Acho que tudo o que eu tenho a dizer é altamente polêmico – notando que eu não sou polêmico, mas minhas idéias são. Todo mundo que acha que a “DJ culture” é uma cultura, de fato, e não um mero fenômeno mercadológico passageiro deve tentar bater em minhas idéias tão forte quanto puder. Se isso acontecer, vou ficar feliz, porque quer dizer que (a) estou falando sobre algo que toca as pessoas e (b) críticas permitem pensar mais à fundo, mais à frente.

O resumo do que eu tenho a dizer (e o final desta introdução) é o seguinte:

Desde que as Grandes Gravadoras quebraram, por sua ganância, completa burrice e, dizem elas, pela ‘inevitabilidade’ da distribuição gratuita e ilegal de música pelas redes P2P, ficou muito difícil estruturar financeiramente uma carreira. Ficou difícil produzir discos numa estrutura qualquer que não seja o que eu chamo de ‘eu, eu e mim mesmo’. Que é necessariamente uma droga, se aplicada a toda a produção mundial. Estúdios quebraram, produtores, engenheiros e músicos foram plantar galinhas, equipamento de áudio de alta qualidade foi substituído por coisas muito baratas (“acessível” é bom; “muito barato” é o que você compra em um camelô musical e não é mais tão bom). Toda uma cultura de como fazer música e como interagir para fazer música se perdeu.

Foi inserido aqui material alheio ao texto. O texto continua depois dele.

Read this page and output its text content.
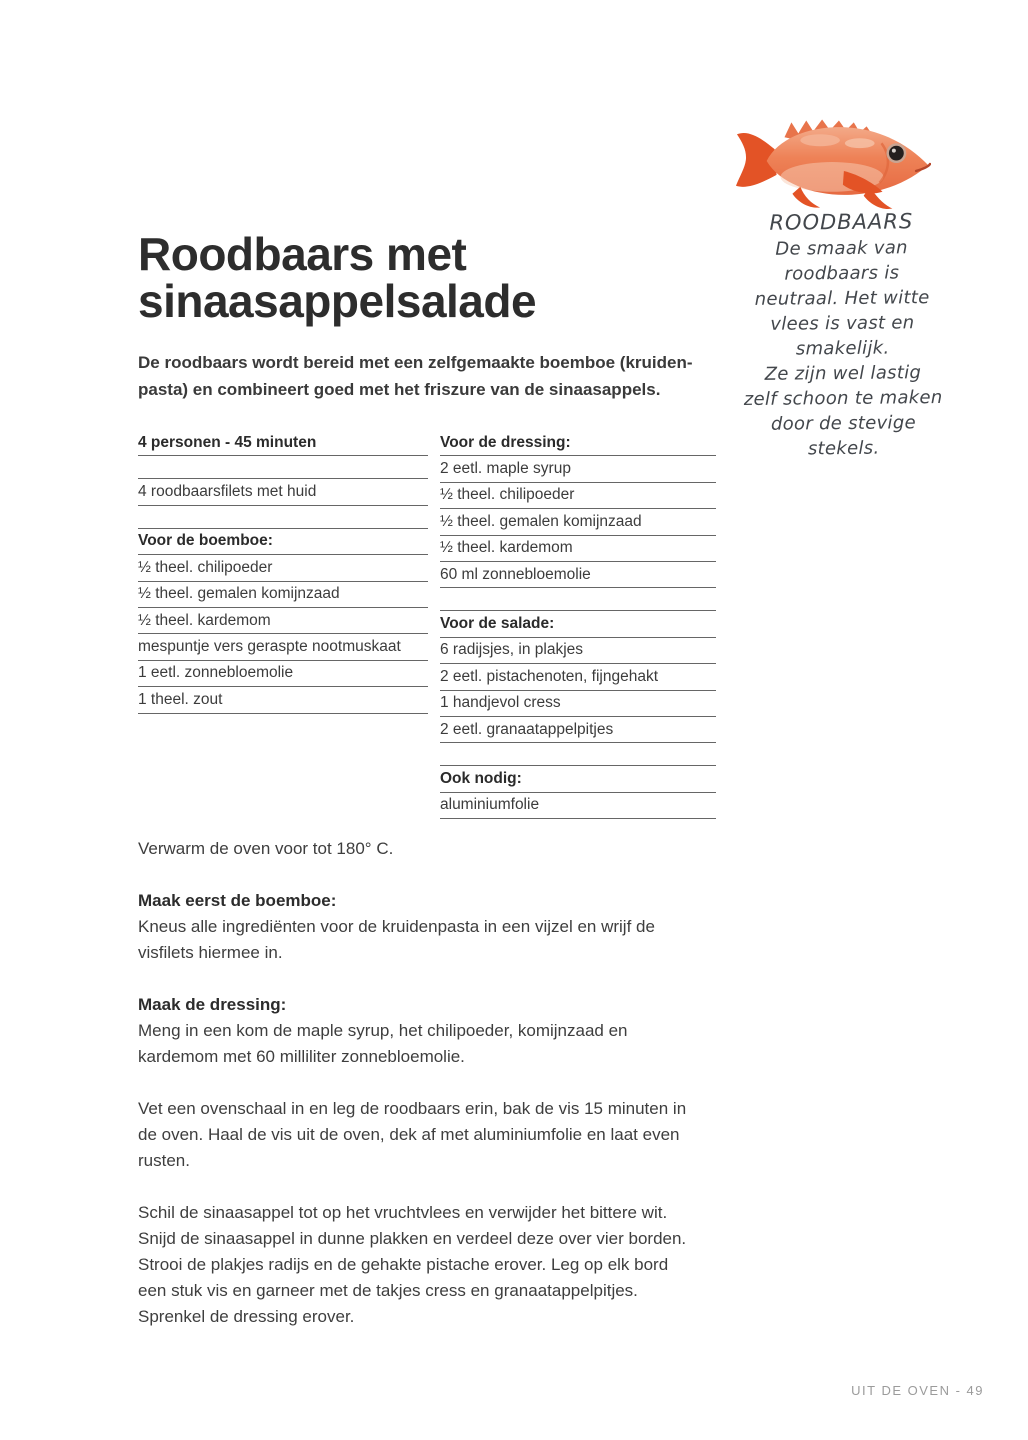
ROODBAARS
De smaak van
roodbaars is
neutraal. Het witte
vlees is vast en
smakelijk.
Ze zijn wel lastig
zelf schoon te maken
door de stevige
stekels.
Roodbaars met
sinaasappelsalade
De roodbaars wordt bereid met een zelfgemaakte boemboe (kruiden-
pasta) en combineert goed met het friszure van de sinaasappels.
4 personen - 45 minuten
4 roodbaarsfilets met huid
Voor de boemboe:
½ theel. chilipoeder
½ theel. gemalen komijnzaad
½ theel. kardemom
mespuntje vers geraspte nootmuskaat
1 eetl. zonnebloemolie
1 theel. zout
Voor de dressing:
2 eetl. maple syrup
½ theel. chilipoeder
½ theel. gemalen komijnzaad
½ theel. kardemom
60 ml zonnebloemolie
Voor de salade:
6 radijsjes, in plakjes
2 eetl. pistachenoten, fijngehakt
1 handjevol cress
2 eetl. granaatappelpitjes
Ook nodig:
aluminiumfolie
Verwarm de oven voor tot 180° C.
Maak eerst de boemboe:
Kneus alle ingrediënten voor de kruidenpasta in een vijzel en wrijf de
visfilets hiermee in.
Maak de dressing:
Meng in een kom de maple syrup, het chilipoeder, komijnzaad en
kardemom met 60 milliliter zonnebloemolie.
Vet een ovenschaal in en leg de roodbaars erin, bak de vis 15 minuten in
de oven. Haal de vis uit de oven, dek af met aluminiumfolie en laat even
rusten.
Schil de sinaasappel tot op het vruchtvlees en verwijder het bittere wit.
Snijd de sinaasappel in dunne plakken en verdeel deze over vier borden.
Strooi de plakjes radijs en de gehakte pistache erover. Leg op elk bord
een stuk vis en garneer met de takjes cress en granaatappelpitjes.
Sprenkel de dressing erover.
UIT DE OVEN - 49
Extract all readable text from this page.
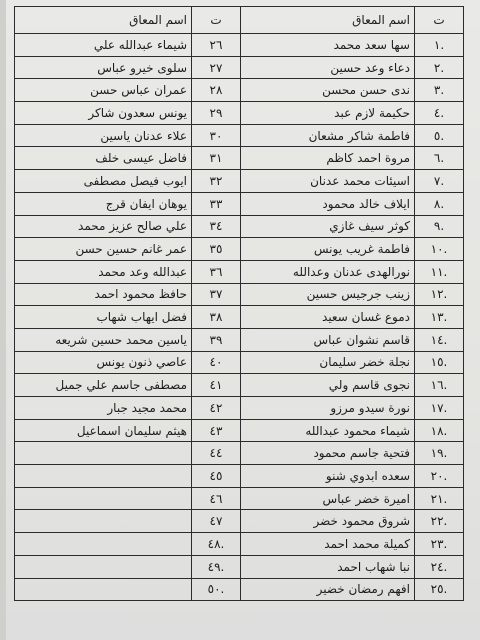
ت	اسم المعاق	ت	اسم المعاق
.١	سها سعد محمد	٢٦	شيماء عبدالله علي
.٢	دعاء وعد حسين	٢٧	سلوى خيرو عباس
.٣	ندى حسن محسن	٢٨	عمران عباس حسن
.٤	حكيمة لازم عبد	٢٩	يونس سعدون شاكر
.٥	فاطمة شاكر مشعان	٣٠	علاء عدنان ياسين
.٦	مروة احمد كاظم	٣١	فاضل عيسى خلف
.٧	اسيئات محمد عدنان	٣٢	ايوب فيصل مصطفى
.٨	ايلاف خالد محمود	٣٣	يوهان ايفان قرج
.٩	كوثر سيف غازي	٣٤	علي صالح عزيز محمد
.١٠	فاطمة غريب يونس	٣٥	عمر غانم حسين حسن
.١١	نورالهدى عدنان وعدالله	٣٦	عبدالله وعد محمد
.١٢	زينب جرجيس حسين	٣٧	حافظ محمود احمد
.١٣	دموع غسان سعيد	٣٨	فضل ايهاب شهاب
.١٤	قاسم نشوان عباس	٣٩	ياسين محمد حسين شريعه
.١٥	نجلة خضر سليمان	٤٠	عاصي ذنون يونس
.١٦	نجوى قاسم ولي	٤١	مصطفى جاسم علي جميل
.١٧	نورة سيدو مرزو	٤٢	محمد مجيد جبار
.١٨	شيماء محمود عبدالله	٤٣	هيثم سليمان اسماعيل
.١٩	فتحية جاسم محمود	٤٤	
.٢٠	سعده ابدوي شنو	٤٥	
.٢١	اميرة خضر عباس	٤٦	
.٢٢	شروق محمود خضر	٤٧	
.٢٣	كميلة محمد احمد	.٤٨	
.٢٤	نبا شهاب احمد	.٤٩	
.٢٥	افهم رمضان خضير	.٥٠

Um pouco pior, além da catástrofe sônica que já estava em andamento com o aumento radical do volume médio das músicas nos CDs, veio a Grande Peste Musical do Mp3. Que piorou ainda mais com o YouTube que, enquanto a largura de banda dos usuários médios de Internet não melhorar muito, tem mantido boa parte das coisas em MONO, embora, ao longo de 2010, eu esteja vendo surgir cada vez mais áudio estéreo de qualidade ‘quase igual a um Mp3 decente’.

O resultado desses dois parágrafos um pouco ultra-simplificadores aí em cima é aquilo que estou chamando de “morte da música”.

Agora tenho vários artigos-ensaios pela frente para desenvolver o assunto, então peço a paciência de todos. Prometo que vai ser uma montanha russa  de pensamentos muito ‘radical’.  ~;0)

[1] A música do Yankovic continua lá, mas o YouTube virou cadela das Corporações, então, por “questões de direitos intelectuais”, o excelente vídeo foi removido, as 100 e poucas mil pessoas que voltaram a conhecer e gostar do Weird Al Yankovic vão perder algo imperdível e, em vez de poder se divertir com o vídeo genial, é preciso se chatear com um monte de slide shows idiotas. (Die, YouTube, die! – seus burros!, vocês não entenderam nada do que aconteceu desde que a internet foi criada até agora?)